After living briefly aboard the Massachusetts Maritime Academy training ship, Kennedy, Corbitt found an Airbnb room in the capital of San Juan and settled in. His duties entailed connecting residents with the help that was arriving.

"A lot of what this was, was customer service," he said. "I was dealing with all these people who were in crisis."

Residents are buying ice daily, at $7 a bag, trying to keep food — and medicines — from spoiling.

The fact Maria's target is an island only complicated relief efforts.

"With Harvey, there were a lot of surrounding areas," he said. "They could bring in equipment; they could bring in men. But, when you talk about an island, it's a logistical challenge."

With the power distribution network 100 percent damaged, the help couldn't come soon enough. It's only now making its way beyond San Juan.

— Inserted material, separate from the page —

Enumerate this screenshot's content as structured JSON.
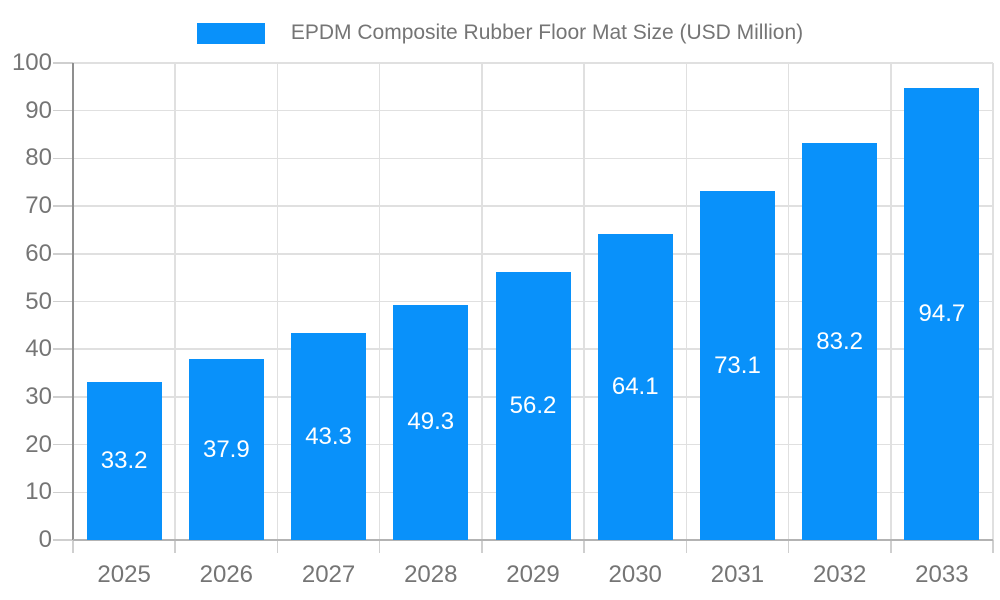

"It's getting out," Corbitt said. "It's not getting there as quickly as we want to see it happen. Those are American citizens that don't have power. But some are in the mountains. In some cases, you're having to run miles of power lines up a mountainside to restore power to 12 people. I think more attention could be given, more needs to be given. But you also have to keep in mind it's not as simple as we would like it to be."

The island's natural beauty stood out, though, across the harried landscape.

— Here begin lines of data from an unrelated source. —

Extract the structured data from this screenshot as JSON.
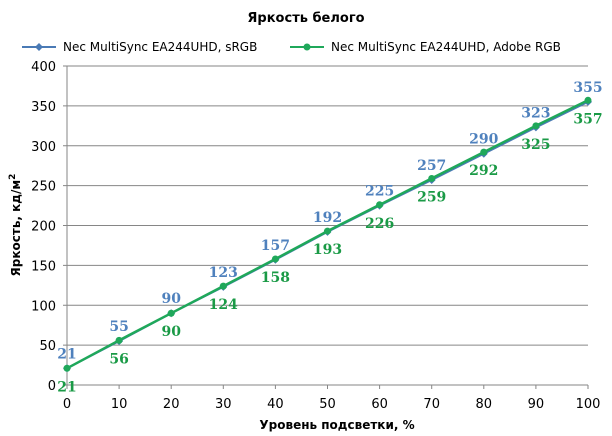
{
  "chart_data": {
    "type": "line",
    "title": "Яркость белого",
    "xlabel": "Уровень подсветки, %",
    "ylabel": "Яркость, кд/м",
    "ylabel_sup": "2",
    "x": [
      0,
      10,
      20,
      30,
      40,
      50,
      60,
      70,
      80,
      90,
      100
    ],
    "xlim": [
      0,
      100
    ],
    "ylim": [
      0,
      400
    ],
    "xticks": [
      "0",
      "10",
      "20",
      "30",
      "40",
      "50",
      "60",
      "70",
      "80",
      "90",
      "100"
    ],
    "yticks": [
      "0",
      "50",
      "100",
      "150",
      "200",
      "250",
      "300",
      "350",
      "400"
    ],
    "grid": "horizontal",
    "legend_position": "top",
    "series": [
      {
        "name": "Nec MultiSync EA244UHD, sRGB",
        "color": "#4a7ab5",
        "label_color": "#4f81bd",
        "marker": "diamond",
        "label_position": "above",
        "values": [
          21,
          55,
          90,
          123,
          157,
          192,
          225,
          257,
          290,
          323,
          355
        ]
      },
      {
        "name": "Nec MultiSync EA244UHD, Adobe RGB",
        "color": "#1fa85a",
        "label_color": "#1a9a46",
        "marker": "circle",
        "label_position": "below",
        "values": [
          21,
          56,
          90,
          124,
          158,
          193,
          226,
          259,
          292,
          325,
          357
        ]
      }
    ]
  }
}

"Even pictures you take of it — just the scenery, it's indescribable," he said. "The people were great. They were fantastic. They were friendly. They have a sense of humor about it, which is beautiful. In spite of all that, it's still the most beautiful place I've ever been."

The people of Puerto Rico largely missed the Twitter spat between President Donald Trump and San Juan Mayor Carmen Cruz, who called the president the Disaster in Chief. They are more focused, Corbitt said, on the local politics surrounding aid distribution.

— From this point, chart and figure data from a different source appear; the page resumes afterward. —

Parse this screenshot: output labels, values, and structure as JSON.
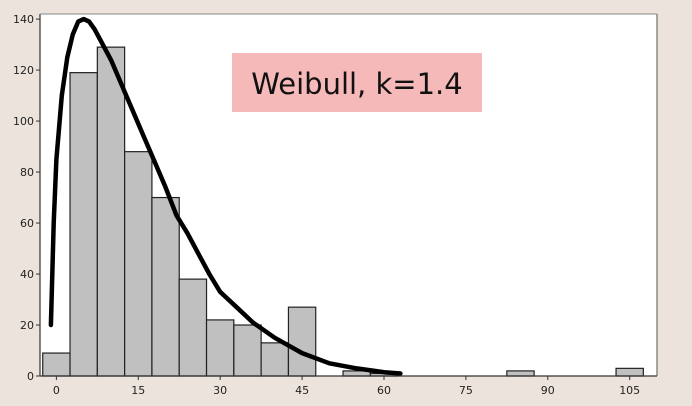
{
  "chart_data": {
    "type": "bar",
    "title": "",
    "xlabel": "",
    "ylabel": "",
    "xlim": [
      -3,
      110
    ],
    "ylim": [
      0,
      142
    ],
    "x_ticks": [
      0,
      15,
      30,
      45,
      60,
      75,
      90,
      105
    ],
    "y_ticks": [
      0,
      20,
      40,
      60,
      80,
      100,
      120,
      140
    ],
    "bin_width": 5,
    "bins": [
      {
        "start": -2.5,
        "value": 9
      },
      {
        "start": 2.5,
        "value": 119
      },
      {
        "start": 7.5,
        "value": 129
      },
      {
        "start": 12.5,
        "value": 88
      },
      {
        "start": 17.5,
        "value": 70
      },
      {
        "start": 22.5,
        "value": 38
      },
      {
        "start": 27.5,
        "value": 22
      },
      {
        "start": 32.5,
        "value": 20
      },
      {
        "start": 37.5,
        "value": 13
      },
      {
        "start": 42.5,
        "value": 27
      },
      {
        "start": 52.5,
        "value": 2
      },
      {
        "start": 57.5,
        "value": 1
      },
      {
        "start": 82.5,
        "value": 2
      },
      {
        "start": 102.5,
        "value": 3
      }
    ],
    "fit_curve": {
      "distribution": "Weibull",
      "k": 1.4,
      "points": [
        [
          -1,
          20
        ],
        [
          -0.5,
          60
        ],
        [
          0,
          85
        ],
        [
          1,
          110
        ],
        [
          2,
          125
        ],
        [
          3,
          134
        ],
        [
          4,
          139
        ],
        [
          5,
          140
        ],
        [
          6,
          139
        ],
        [
          7,
          136
        ],
        [
          8,
          132
        ],
        [
          10,
          124
        ],
        [
          12,
          114
        ],
        [
          14,
          104
        ],
        [
          16,
          94
        ],
        [
          18,
          84
        ],
        [
          20,
          74
        ],
        [
          22,
          63
        ],
        [
          24,
          56
        ],
        [
          26,
          48
        ],
        [
          28,
          40
        ],
        [
          30,
          33
        ],
        [
          33,
          27
        ],
        [
          36,
          21
        ],
        [
          40,
          15
        ],
        [
          45,
          9
        ],
        [
          50,
          5
        ],
        [
          55,
          3
        ],
        [
          60,
          1.5
        ],
        [
          63,
          1
        ]
      ]
    },
    "annotation": "Weibull, k=1.4",
    "grid": false,
    "legend": "none"
  }
}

"All of the money that's in Puerto Rico seems to be held at the top," Corbitt said. "And it doesn't trickle down to the people at the bottom. There's not a lot of opportunities for people my age and millennials. So that corruption at the top. What I was hearing over and over from my applicants was that they needed tarps."

So he snatched 10 tarps from the convention center in San Juan.

"And as people needed them, I would hand them out," he said. "The very last house I was in was one of the hardest-hit homes that I'd been in while I was there. The whole roof had been torn off, which was not uncommon. A whole exterior wall had been torn off. You don't get used to seeing people's things, their entire lives, just piled up in their living room."

One college student did bring up politics, and Corbitt said a conversation about the electoral college ensued.

"He was trying to understand Trump and understand the American people and if most Americans agreed with a lot of the things that Trump said," he said. "They were offended that Trump came and threw paper towels at them."

Corbitt said he hopes to see the island again.